Foto from left to right: Hikmat Bushnaq-Josting, Nasr Hamid Abu Zaid, Nabil Bushnaq (President of Ibn Rushd Fund).

Nasr Hamid Abu Zaid after receiving the
IBN RUSHD Prize

First row from left to right: Dr. John Nasta, Prof. Nasr Hamid Abu Zaid, Said Alameddine
Second row: Prof. Zuhair Shunnar, Prof. Ibtihal Yunis (Abu Zaids wife), Shereen (Abu Zaid’s daughter), Dr. Abier Buhsnaq
Third row: Hikmat Bushnaq-Josting, Nabil Bushnaq (President of IBN RUSHD Fund), Cora Josting, Dr. Hamid Fadlalla.
Youssef Hijazi translates Abu Zaid’s speach simultaneously.
Before and after the press conference some journalists took the chance to interview the prize winner.
The room was filled up with people. A cameraman filmed the event for a documentary film.
Among the guests are physicians, academics, journalists, politians, intellectuals, poets and artists of different nationalities. Some guests came from far away, from Cairo, Munich, Frankfurt am Main or Karlsruhe. The hall was crowded with people (about 160), some coudn’t find a seat.
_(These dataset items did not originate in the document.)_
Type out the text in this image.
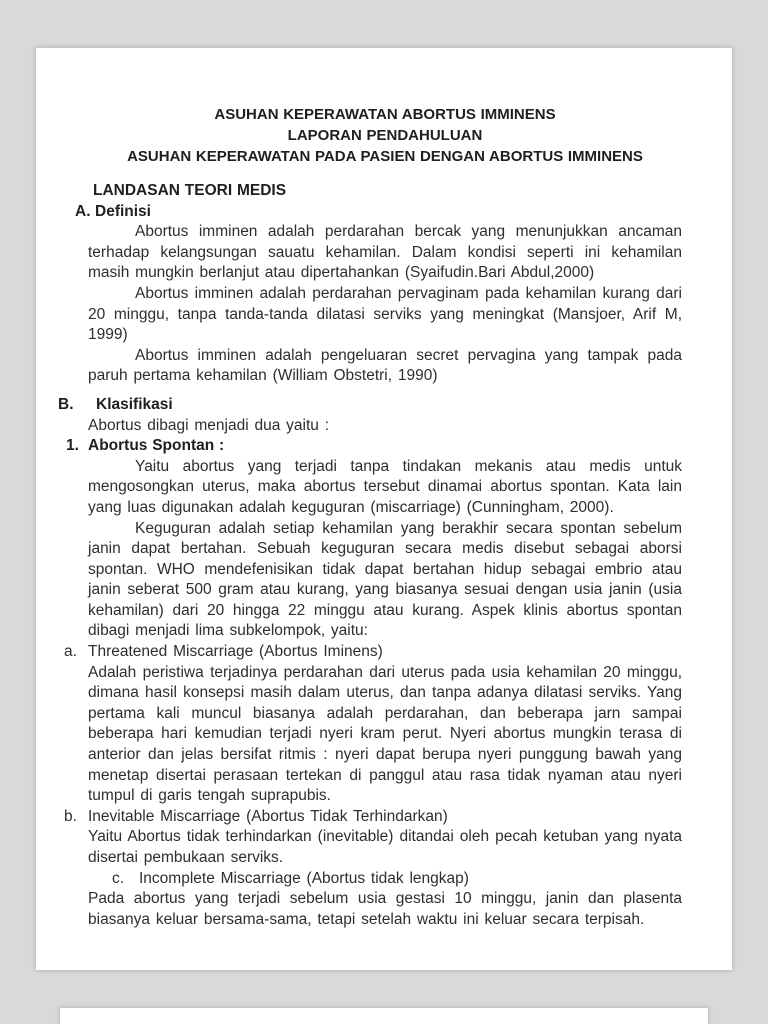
ASUHAN KEPERAWATAN ABORTUS IMMINENS
LAPORAN PENDAHULUAN
ASUHAN KEPERAWATAN PADA PASIEN DENGAN ABORTUS IMMINENS
LANDASAN TEORI MEDIS
A. Definisi

Abortus imminen adalah perdarahan bercak yang menunjukkan ancaman terhadap kelangsungan sauatu kehamilan. Dalam kondisi seperti ini kehamilan masih mungkin berlanjut atau dipertahankan (Syaifudin.Bari Abdul,2000)

Abortus imminen adalah perdarahan pervaginam pada kehamilan kurang dari 20 minggu, tanpa tanda-tanda dilatasi serviks yang meningkat (Mansjoer, Arif M, 1999)

Abortus imminen adalah pengeluaran secret pervagina yang tampak pada paruh pertama kehamilan (William Obstetri, 1990)

B.	Klasifikasi

Abortus dibagi menjadi dua yaitu :

1. Abortus Spontan :

Yaitu abortus yang terjadi tanpa tindakan mekanis atau medis untuk mengosongkan uterus, maka abortus tersebut dinamai abortus spontan. Kata lain yang luas digunakan adalah keguguran (miscarriage) (Cunningham, 2000).

Keguguran adalah setiap kehamilan yang berakhir secara spontan sebelum janin dapat bertahan. Sebuah keguguran secara medis disebut sebagai aborsi spontan. WHO mendefenisikan tidak dapat bertahan hidup sebagai embrio atau janin seberat 500 gram atau kurang, yang biasanya sesuai dengan usia janin (usia kehamilan) dari 20 hingga 22 minggu atau kurang. Aspek klinis abortus spontan dibagi menjadi lima subkelompok, yaitu:

a. Threatened Miscarriage (Abortus Iminens)

Adalah peristiwa terjadinya perdarahan dari uterus pada usia kehamilan 20 minggu, dimana hasil konsepsi masih dalam uterus, dan tanpa adanya dilatasi serviks. Yang pertama kali muncul biasanya adalah perdarahan, dan beberapa jarn sampai beberapa hari kemudian terjadi nyeri kram perut. Nyeri abortus mungkin terasa di anterior dan jelas bersifat ritmis : nyeri dapat berupa nyeri punggung bawah yang menetap disertai perasaan tertekan di panggul atau rasa tidak nyaman atau nyeri tumpul di garis tengah suprapubis.

b. Inevitable Miscarriage (Abortus Tidak Terhindarkan)

Yaitu Abortus tidak terhindarkan (inevitable) ditandai oleh pecah ketuban yang nyata disertai pembukaan serviks.

c. Incomplete Miscarriage (Abortus tidak lengkap)

Pada abortus yang terjadi sebelum usia gestasi 10 minggu, janin dan plasenta biasanya keluar bersama-sama, tetapi setelah waktu ini keluar secara terpisah.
On the left is sitting Prof. Werner Ende, one of five Jury members this year and the first German.
The Film-maker Jacob Bender has esspecially come from New York to film the event of the awarding for his documentary film on “Reason and Revelation: Averroes, Maimonides, Aquinas in Their Times and Ours”.
The Director of Goethe-Institute, Christoph Bertrams, welcomes the guests in his house. It is the third year in succession, in which the Goethe-Institute offers its rooms for free to the annual event of the fund.
n the end Baqlawa and Tea are being served.